Her figure seemed robust and healthy, but was rendered hideous by glaring streaks of paint and devices of unclean animals branded on the skin. Still more horrible was her head. She was evidently young, but she had no ears, no eyebrows, no hair. Her mouth had been distended, and her teeth were sharpened to fine points. She grovelled on the ground, as if awaiting torture, and Daphne’s heart stood still with horror and indignation.
Suddenly Thoth addressed the creature in an unknown tongue, and after repeating the same thing over and over again, apparently made the woman understand and believe what he said, for suddenly she gave a sobbing laugh and crouched to kiss his feet.
“I have told her,” said Thoth, “that she need labour no more at her appointed tasks, and will never again be punished. But the thing which pleased her most, and which she could not believe, was that without her request she would never see any of the masked rulers.”
“What were her tasks?” Daphne asked.
“It would be difficult to explain,” said Thoth. “They were all most irksome, most useless, most trifling, but they were exacted with dreadful punishments. She had to count grains of sand, to unravel tangled knots, to learn by rote strings of meaningless sounds, and to discover all kinds of intricate puzzles.”
To confirm his words, Thoth destroyed the various instruments of labour, scattered the sand, tore up the parchments, and stamped upon the fragments of the broken toys. The woman seemed stupefied with incredulous surprise, like a dazed child just recovered from a fit of terror.
They passed on, and Thoth drew the curtain of another cell. Here again the occupant was a woman, but she was exquisitely clothed, and both face and form were extremely beautiful. She shuddered when the masks entered, and hastily began to arrange in a harmonious manner various shades of coloured stuffs. She looked anxiously, too, at the walls of the cell, which were covered with pictures. To Daphne the pictures were perfectly unintelligible, and yet they seemed excellent both in colour and drawing. They were such pictures as might be painted by a great artist whose reason had been destroyed by some calamity.

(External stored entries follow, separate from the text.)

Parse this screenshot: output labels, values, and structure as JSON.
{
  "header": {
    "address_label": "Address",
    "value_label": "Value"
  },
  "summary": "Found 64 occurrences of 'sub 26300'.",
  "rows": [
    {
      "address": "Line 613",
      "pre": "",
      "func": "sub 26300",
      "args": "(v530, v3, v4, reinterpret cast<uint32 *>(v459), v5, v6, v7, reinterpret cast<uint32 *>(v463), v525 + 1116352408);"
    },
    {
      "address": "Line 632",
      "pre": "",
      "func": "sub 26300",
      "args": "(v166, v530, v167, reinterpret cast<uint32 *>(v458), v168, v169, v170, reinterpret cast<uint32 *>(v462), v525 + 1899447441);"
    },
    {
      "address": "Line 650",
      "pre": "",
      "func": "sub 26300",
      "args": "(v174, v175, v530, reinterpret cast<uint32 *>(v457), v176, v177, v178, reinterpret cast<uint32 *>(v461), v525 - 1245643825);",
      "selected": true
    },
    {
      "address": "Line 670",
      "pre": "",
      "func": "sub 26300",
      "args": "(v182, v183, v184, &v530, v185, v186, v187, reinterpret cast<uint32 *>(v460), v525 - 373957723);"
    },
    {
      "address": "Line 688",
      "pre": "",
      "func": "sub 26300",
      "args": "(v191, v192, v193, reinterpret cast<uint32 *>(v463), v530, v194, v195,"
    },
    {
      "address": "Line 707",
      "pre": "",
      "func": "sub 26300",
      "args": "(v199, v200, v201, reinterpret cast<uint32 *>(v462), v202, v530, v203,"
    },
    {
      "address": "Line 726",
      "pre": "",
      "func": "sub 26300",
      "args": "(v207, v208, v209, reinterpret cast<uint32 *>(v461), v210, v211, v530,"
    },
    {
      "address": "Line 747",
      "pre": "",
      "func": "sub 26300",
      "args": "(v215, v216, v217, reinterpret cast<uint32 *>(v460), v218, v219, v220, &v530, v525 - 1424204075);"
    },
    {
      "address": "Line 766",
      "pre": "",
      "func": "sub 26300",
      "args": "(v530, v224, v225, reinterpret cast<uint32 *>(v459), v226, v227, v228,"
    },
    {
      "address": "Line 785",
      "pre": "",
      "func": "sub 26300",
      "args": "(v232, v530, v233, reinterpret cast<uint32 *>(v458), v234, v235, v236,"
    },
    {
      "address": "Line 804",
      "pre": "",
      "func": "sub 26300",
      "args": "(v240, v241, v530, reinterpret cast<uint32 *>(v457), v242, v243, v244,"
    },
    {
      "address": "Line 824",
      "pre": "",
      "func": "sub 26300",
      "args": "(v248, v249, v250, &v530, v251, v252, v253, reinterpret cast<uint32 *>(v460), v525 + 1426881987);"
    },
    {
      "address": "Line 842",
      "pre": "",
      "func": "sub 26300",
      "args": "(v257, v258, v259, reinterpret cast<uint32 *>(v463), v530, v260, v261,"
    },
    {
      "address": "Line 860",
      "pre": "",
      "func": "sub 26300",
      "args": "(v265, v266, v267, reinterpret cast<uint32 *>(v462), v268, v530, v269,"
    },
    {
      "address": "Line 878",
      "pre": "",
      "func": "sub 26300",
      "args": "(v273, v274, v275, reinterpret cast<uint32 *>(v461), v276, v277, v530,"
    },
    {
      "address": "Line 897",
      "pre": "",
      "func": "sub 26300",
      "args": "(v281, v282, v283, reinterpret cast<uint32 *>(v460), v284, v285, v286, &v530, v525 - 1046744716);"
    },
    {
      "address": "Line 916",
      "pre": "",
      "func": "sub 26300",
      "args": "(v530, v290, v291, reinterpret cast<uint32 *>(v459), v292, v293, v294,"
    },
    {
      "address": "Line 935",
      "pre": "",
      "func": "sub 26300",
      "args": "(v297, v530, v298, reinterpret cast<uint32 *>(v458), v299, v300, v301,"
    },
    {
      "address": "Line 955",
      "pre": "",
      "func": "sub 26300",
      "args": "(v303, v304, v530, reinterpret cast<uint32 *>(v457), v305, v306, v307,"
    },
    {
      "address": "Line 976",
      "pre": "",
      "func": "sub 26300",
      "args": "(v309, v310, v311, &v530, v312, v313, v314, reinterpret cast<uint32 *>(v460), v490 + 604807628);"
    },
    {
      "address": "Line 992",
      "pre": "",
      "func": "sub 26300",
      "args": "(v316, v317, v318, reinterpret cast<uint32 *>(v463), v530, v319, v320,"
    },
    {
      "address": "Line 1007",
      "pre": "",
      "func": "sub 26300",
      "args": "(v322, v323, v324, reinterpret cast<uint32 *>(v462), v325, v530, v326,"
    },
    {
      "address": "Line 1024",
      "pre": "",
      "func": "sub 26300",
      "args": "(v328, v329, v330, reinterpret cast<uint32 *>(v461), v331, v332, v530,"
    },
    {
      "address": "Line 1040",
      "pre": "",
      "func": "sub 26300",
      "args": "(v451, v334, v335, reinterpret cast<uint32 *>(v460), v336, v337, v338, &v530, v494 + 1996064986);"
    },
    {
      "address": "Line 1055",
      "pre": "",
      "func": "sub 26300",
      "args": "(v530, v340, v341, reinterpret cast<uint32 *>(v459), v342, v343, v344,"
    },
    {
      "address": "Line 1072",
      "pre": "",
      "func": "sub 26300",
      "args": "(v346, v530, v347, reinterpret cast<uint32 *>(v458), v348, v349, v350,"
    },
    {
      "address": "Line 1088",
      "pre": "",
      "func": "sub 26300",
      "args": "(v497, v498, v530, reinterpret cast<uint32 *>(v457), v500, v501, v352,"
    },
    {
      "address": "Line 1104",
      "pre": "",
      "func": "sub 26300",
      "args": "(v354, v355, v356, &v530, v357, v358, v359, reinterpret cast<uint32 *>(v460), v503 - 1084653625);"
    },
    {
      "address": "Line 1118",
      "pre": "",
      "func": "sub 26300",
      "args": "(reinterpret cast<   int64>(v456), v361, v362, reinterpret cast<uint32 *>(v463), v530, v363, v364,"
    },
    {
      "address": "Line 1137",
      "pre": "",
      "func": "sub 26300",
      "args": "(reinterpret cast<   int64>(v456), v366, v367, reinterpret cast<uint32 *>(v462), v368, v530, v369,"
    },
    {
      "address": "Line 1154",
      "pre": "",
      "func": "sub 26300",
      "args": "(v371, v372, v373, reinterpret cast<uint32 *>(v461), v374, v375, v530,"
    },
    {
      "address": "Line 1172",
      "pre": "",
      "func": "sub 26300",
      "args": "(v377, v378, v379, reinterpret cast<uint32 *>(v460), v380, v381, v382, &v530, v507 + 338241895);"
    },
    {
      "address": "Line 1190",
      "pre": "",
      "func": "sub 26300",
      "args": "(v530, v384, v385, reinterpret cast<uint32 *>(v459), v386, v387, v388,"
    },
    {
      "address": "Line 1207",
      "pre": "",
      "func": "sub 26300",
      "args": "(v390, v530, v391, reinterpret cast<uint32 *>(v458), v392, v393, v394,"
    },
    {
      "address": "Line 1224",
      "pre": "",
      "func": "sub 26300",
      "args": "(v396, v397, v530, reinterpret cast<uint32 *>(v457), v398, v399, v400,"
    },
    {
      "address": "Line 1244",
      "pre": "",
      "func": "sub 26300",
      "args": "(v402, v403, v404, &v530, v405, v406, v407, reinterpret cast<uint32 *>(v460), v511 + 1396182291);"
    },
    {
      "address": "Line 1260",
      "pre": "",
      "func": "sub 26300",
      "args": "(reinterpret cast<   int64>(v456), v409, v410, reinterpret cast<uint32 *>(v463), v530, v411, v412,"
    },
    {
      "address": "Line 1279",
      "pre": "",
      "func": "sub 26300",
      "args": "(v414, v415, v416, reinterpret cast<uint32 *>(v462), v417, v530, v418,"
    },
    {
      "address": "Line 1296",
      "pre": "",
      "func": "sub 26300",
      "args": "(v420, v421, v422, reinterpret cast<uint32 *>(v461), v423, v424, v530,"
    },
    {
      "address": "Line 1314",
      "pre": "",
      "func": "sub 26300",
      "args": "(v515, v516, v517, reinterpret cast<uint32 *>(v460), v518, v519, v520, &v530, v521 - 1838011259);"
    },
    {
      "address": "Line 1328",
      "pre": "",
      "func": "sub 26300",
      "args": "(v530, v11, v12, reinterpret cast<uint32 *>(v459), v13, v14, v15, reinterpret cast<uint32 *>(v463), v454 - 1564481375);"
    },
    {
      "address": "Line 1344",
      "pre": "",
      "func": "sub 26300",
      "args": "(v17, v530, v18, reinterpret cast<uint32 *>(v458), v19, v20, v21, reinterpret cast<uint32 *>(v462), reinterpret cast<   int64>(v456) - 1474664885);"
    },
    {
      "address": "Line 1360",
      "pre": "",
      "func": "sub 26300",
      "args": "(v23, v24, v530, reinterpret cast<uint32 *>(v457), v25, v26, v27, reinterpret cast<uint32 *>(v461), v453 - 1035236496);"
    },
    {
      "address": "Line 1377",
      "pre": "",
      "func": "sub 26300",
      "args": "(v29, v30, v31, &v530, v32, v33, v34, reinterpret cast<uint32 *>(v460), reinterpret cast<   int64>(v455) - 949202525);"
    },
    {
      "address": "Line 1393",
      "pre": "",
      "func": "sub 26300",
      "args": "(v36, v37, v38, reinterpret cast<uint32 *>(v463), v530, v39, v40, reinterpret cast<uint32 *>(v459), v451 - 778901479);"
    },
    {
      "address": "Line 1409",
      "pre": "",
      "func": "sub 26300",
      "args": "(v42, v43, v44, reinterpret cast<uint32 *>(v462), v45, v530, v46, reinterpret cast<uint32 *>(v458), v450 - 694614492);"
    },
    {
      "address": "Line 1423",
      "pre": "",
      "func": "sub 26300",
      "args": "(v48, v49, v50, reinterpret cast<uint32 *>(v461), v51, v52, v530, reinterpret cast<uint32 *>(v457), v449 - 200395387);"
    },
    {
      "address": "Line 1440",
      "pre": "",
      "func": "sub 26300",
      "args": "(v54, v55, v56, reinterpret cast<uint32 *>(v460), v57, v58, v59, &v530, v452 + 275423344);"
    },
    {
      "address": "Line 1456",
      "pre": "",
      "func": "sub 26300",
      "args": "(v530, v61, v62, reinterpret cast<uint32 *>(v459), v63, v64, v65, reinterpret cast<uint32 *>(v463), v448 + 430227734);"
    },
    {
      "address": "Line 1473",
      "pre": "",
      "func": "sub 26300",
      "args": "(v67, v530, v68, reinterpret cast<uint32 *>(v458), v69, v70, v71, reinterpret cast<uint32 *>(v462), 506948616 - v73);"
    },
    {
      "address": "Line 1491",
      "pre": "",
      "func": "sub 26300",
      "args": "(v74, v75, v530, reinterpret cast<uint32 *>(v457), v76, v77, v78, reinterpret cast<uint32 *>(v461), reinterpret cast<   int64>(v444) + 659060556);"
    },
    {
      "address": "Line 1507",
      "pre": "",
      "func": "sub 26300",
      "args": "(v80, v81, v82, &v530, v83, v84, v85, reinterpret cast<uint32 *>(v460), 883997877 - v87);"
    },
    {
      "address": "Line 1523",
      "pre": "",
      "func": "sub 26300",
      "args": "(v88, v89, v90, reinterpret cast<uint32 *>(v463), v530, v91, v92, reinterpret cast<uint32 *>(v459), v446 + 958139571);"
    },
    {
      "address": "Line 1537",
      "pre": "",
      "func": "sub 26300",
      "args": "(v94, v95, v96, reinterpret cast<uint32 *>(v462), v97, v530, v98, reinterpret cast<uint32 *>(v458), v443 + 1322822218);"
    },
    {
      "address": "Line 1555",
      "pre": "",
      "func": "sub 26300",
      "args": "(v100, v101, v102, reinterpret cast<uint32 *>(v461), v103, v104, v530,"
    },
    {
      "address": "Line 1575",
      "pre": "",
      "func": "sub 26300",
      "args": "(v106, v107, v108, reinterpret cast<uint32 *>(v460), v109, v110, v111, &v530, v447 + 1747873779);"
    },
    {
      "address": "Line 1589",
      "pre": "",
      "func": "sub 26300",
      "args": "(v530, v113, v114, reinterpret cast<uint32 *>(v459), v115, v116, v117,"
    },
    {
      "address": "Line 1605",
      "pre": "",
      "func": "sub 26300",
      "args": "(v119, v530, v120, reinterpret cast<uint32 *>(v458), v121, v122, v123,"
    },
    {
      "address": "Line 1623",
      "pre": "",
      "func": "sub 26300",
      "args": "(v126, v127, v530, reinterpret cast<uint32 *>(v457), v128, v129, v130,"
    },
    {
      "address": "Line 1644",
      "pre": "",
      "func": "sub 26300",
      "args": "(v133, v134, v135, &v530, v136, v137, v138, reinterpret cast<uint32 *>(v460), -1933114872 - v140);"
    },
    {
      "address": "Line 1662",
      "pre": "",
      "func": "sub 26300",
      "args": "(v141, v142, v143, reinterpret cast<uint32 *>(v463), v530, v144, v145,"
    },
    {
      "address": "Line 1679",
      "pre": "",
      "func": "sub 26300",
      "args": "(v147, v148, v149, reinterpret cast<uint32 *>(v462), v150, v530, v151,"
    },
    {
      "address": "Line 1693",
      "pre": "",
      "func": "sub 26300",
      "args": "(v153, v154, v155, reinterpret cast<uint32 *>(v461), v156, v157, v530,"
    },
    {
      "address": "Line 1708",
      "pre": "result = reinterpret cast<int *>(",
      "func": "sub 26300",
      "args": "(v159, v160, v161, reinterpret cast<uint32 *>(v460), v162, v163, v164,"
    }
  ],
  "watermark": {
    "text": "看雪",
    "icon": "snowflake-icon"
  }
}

“Her task,” said Thoth, “is to live entirely for colour and form—in all other respects she is less intelligent than a butterfly.”
Daphne looked into her eyes, and saw at once that she was quite distraught.
Again Thoth repeated the same gibberish, and at last seemed to make the woman understand in a blinking manner that her life would no longer be made a burden. To Daphne, however, it seemed that the message of release had come too late—like longed-for rain after the tree has perished with drought.